Funding boost for nature and climate adaptation in Deeside
Large-scale conservation work across the Dee catchment has been given the green light thanks to a major cash injection of over half a million pounds.
A variety of projects comprising floodplain restoration, woodland expansion and peatland restoration will benefit both people and nature, boosting the region’s resilience to climate change, while improving habitats for biodiversity.
As part of a network of 22 projects across the Cairngorms National Park totalling some £43 million of funding from several sources including the National Lottery Heritage Fund and Scottish Government, the work in the Dee, Spey and Esk catchments will comprise a two-year development phase followed by a five-year delivery phase of action on the ground.
Susan Cooksley, Dee Catchment Partnership manager and freshwater ecologist with the James Hutton Institute, will be spending a substantial part of her working week on the river restoration projects, managing the river and its tributaries to reinstate natural processes that will restore biodiversity, for the benefit of people and wildlife.
Susan said: “We’ve been proud to undertake some great restoration work recently at the Easter Beltie near Torphins, and on the Muick higher up the valley, and this funding will enable even more extensive, landscape-scale restoration.
“The Dee is recognised the world over as an important habitat for Atlantic salmon, freshwater pearl mussel and otter, and is a designated Special Area of Conservation specifically to protect these populations. But species such as salmon and the pearl mussel are now significantly diminished in the river, so restoration projects like re-meandering the Easter Beltie – which brought rapid recovery for salmon at a local scale and will have extensive benefits further downstream – are more important than ever.”
The funding will enable a variety of restoration activities in the Dee catchment, including reuniting areas of the river with its floodplain to reduce flood risk. The Dee valley will also benefit from the £17 million of woodland expansion and peatland restoration planned for the Park delivering an additional 5,000 hectares of hill and riverside trees and restoring 4,625 hectares of peatland.
Rebekka Artz, senior research scientist at the James Hutton Institute, said: “Damaged peatlands contribute significant greenhouse gas emissions, and add particulate and dissolved carbon to rivers. These effects are worsened during periods of warmer weather and drought.

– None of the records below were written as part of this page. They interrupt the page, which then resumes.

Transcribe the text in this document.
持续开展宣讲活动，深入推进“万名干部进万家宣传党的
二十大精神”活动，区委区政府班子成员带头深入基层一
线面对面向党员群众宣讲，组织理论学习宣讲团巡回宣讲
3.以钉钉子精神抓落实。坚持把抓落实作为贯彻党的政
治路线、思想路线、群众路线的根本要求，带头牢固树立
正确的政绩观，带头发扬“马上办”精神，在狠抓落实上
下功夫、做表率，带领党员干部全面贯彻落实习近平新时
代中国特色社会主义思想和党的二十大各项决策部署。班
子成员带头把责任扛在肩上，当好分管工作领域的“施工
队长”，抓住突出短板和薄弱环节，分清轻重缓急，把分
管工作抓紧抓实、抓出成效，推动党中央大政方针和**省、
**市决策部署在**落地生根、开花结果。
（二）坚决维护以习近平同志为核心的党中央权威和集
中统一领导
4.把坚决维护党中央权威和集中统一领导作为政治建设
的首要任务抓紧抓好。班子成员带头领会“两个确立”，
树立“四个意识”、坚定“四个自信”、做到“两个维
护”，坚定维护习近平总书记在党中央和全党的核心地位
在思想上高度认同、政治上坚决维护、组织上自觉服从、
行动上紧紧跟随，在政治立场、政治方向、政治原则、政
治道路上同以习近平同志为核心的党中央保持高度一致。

“My colleagues and I are monitoring these emissions from eroded peatlands in the upper Dee catchment, as well as the hydrology, before and after restoration work on the peatlands, to test whether restoration reduces carbon emissions and restores hydrological functioning.”
Sally Mackenzie, conservation officer for the Cairngorms National Park, is delighted funding has been secured for Deeside.
She added: “It’s vital that these funding opportunities continue so we can build on all the great work done so far, and help to create a climate-resilient National Park that serves the needs of both people and nature.”